Pierre Assouline se rit des invités de Finkielkraut qui s’inquiètent « du caractère précaire de la conservation des données » en informatique. À dire vrai, j’imagine que l’émission a dû être éprouvante à écouter (Finkielkraut pareil à lui-même, Carrière qui se lâche, etc.), mais ils ne doivent pas avoir tout à fait tort. Dans N’espérez pas vous débarrasser des livres, Umberto Eco évoque à juste titre ce problème à plusieurs reprises. Lorsqu’il explique, page 82, qu’il n’a jamais retrouvé une première version du Pendule de Foucault enregistré sur une disquette en 1984 ou 1985, on frémit. Ces données sont extrêmement précaires et pas seulement parce qu’on peut les égarer, mais parce qu’elles sont gravées sur des supports en permanente évolution et obsolescence (de la bande magnétique à la clef USB en passant par les disquettes de différents formats, les CD-ROM, les DVD-ROM, les disques durs IDE et SATA puis SSD…). Dans le livre d’entretien, ils omettent un autre problème qui me paraît particulièrement inquiétant, celui du format choisi. La plupart du temps, nous confions nos précieuses données (et la mémoire de l’humanité tout entière) à un éditeur de logiciel que beaucoup ne se donnent même pas la peine de payer. Très souvent, il s’agit de Microsoft (Word, Works…). Avez-vous pourtant idée du nombre de logiciels de traitement de texte existant ? Vous êtes-vous déjà demandé ce qui arriverait si le logiciel que vous avez l’habitude d’utiliser cessait d’exister ? Ce n’est pas impossible. Pensez à AppleWorks. Pensez à… Word qui pourrait disparaître ou dont le format de fichier a changé (de .doc à .docx). C’est pourquoi il serait sain de s’en remettre à un format ouvert, celui d’OpenOffice (.odt).
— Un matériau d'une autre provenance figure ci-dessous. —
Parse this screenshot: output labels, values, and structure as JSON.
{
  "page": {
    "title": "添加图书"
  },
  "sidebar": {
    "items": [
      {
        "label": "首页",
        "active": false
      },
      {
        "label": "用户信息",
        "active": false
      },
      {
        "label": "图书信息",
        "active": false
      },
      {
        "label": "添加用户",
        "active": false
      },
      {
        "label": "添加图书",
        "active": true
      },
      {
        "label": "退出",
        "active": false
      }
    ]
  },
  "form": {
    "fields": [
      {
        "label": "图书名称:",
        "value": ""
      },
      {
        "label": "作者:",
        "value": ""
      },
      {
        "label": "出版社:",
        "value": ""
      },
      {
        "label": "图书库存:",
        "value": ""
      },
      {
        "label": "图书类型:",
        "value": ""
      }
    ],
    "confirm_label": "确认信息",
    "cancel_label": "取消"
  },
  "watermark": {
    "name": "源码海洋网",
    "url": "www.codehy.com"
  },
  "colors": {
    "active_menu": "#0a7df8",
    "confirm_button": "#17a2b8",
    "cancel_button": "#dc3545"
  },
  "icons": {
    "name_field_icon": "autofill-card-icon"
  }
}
De tout cela, j’en conclus qu’un vieux « chnoque » comme Jean-Claude Carrière a des choses fort intéressantes à dire et à nous apprendre, même si elles me semblent provenir d’un esprit qui ne comprend pas bien (et encore !) son époque. Et puis, c’est la première fois que je lis avec tant d’intérêt un auteur avec lequel je pourrais être en total désaccord sur certains points, tant il est vrai que la méfiance envers internet m’horripile (pensez à Jacques Séguéla et à je ne sais plus qui).
En tout cas, je retourne à ma lecture inachevée, et télécharge l’émission de France Culture.